Dealing with Negative Contributions in Protecting Tabular Data
Amang Sukasih and John Czajka
Some variables in magnitude tables may have negative values: net income, net production, capital expenditures, and so on. Negative values pose a computational challenge for the application of disclosure-limitation techniques to tabular data. A table cell may be identified differently (as sensitive or not) if some of cell contributions are negative rather than positive. A negative value reduces rather than increases the cell magnitude, which increases the percentage contributions of the largest observations. There are three common strategies for dealing with variables with negative values: (1) taking absolute values of the negative contributions and applying sensitivity rules to these positive values, (2) increasing disclosure limitation by increasing or decreasing the parameters of the sensitivity rules, and (3) changing the variable to a positive variable and then applying the sensitivity rules as usual. This paper will discuss the application of sensitivity rules in statistical disclosure limitation to magnitude tabular data with negative values.

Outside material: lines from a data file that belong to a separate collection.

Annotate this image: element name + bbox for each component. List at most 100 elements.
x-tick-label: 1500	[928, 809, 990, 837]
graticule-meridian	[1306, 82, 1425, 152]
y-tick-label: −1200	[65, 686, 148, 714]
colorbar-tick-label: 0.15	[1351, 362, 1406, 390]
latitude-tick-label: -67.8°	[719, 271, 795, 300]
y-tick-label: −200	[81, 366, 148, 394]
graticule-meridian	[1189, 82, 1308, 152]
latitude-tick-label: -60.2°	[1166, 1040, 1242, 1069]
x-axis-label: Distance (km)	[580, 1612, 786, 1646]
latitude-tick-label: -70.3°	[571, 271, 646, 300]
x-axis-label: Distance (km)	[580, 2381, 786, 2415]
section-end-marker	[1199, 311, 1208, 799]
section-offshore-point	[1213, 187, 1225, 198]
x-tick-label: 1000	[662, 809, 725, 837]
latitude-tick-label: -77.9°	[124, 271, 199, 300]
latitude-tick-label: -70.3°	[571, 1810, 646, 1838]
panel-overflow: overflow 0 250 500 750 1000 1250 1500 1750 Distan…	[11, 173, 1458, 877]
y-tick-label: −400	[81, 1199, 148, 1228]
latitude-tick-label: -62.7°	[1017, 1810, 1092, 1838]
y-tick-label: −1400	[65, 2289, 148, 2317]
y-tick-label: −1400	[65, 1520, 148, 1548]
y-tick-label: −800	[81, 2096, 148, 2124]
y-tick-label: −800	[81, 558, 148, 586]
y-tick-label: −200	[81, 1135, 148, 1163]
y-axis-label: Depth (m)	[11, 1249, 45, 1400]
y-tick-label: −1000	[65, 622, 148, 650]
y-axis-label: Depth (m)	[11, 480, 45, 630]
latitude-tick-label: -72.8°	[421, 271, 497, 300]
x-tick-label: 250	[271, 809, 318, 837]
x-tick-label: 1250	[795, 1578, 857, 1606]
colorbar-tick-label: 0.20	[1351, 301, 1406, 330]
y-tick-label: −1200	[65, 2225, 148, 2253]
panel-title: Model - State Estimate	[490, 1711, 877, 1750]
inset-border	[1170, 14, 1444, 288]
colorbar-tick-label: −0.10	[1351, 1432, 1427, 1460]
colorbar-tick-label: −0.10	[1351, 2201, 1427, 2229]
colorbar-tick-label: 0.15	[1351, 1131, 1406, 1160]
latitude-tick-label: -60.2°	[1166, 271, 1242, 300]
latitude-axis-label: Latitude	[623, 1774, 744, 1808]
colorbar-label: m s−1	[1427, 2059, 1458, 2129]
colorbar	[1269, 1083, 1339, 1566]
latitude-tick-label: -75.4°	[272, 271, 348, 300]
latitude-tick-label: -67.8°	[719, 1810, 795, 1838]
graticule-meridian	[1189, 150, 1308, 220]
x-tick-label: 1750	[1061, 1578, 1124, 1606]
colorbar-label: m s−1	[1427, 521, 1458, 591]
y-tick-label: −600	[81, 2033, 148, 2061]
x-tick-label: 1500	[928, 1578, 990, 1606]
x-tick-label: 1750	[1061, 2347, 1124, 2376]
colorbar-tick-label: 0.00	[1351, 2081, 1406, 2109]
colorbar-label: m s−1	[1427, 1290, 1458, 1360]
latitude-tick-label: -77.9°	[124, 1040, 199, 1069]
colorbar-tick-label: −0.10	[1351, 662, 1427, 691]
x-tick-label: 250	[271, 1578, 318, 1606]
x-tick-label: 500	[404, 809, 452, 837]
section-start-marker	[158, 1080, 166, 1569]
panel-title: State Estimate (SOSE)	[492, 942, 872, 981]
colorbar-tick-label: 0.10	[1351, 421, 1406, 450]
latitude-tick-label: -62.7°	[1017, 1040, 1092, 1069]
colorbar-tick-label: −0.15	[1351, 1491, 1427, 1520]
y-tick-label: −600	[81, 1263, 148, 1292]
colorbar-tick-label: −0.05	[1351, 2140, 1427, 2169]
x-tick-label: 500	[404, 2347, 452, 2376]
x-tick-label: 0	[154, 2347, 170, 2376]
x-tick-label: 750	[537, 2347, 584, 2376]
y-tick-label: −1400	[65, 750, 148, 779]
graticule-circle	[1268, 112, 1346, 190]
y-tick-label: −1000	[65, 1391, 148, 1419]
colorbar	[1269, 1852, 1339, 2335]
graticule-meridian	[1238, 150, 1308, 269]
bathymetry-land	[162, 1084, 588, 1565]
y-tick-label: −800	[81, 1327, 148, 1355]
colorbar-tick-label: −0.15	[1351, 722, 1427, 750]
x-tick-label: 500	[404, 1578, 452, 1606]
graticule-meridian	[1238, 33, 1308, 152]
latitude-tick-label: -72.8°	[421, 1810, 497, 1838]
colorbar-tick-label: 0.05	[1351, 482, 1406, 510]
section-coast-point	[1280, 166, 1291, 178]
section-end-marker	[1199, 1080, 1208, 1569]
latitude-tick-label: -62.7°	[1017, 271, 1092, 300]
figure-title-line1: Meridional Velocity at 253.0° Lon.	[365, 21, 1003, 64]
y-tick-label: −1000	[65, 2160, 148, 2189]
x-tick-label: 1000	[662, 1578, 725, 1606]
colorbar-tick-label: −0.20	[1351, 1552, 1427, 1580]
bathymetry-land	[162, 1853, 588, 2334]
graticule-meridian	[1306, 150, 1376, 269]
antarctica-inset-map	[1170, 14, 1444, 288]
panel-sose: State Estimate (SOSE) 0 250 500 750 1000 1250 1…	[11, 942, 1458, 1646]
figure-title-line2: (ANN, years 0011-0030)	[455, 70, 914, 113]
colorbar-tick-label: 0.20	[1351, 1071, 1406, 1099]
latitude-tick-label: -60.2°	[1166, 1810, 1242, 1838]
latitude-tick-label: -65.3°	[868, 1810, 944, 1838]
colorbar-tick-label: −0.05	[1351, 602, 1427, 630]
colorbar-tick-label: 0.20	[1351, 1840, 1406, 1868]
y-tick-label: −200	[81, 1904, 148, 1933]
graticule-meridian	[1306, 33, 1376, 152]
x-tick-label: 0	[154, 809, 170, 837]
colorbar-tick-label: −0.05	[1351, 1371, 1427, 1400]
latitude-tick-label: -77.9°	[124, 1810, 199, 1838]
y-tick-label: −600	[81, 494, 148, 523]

Measurement Error Properties in an Accelerometer Sample of Elementary School Children
Nicholas Beyler, Susanne James-Burdumy, Martha Bleeker, Jane Fortson, Max Benjamin, and Emily Evans
Measurement error modeling approaches have been used extensively in nutritional research to estimate distributions of usual dietary intake and to investigate the sources of bias and errors in measurement instruments such as food frequency questionnaires and 24-hour dietary recalls. Similar procedures have recently been developed for studies of physical activity and energy expenditure, but applications usually focus on study data from adult populations. In this paper, we review the existing measurement error model procedures that have been used for assessing physical activity in adult populations and use these procedures to investigate the measurement error properties from a sample of 4th and 5th grade children that wore accelerometers during the school day as part of the Randomized Experiment of Playworks study. Measurement error and variability in the child accelerometer data are examined and compared to findings from previous studies conducted on adult populations.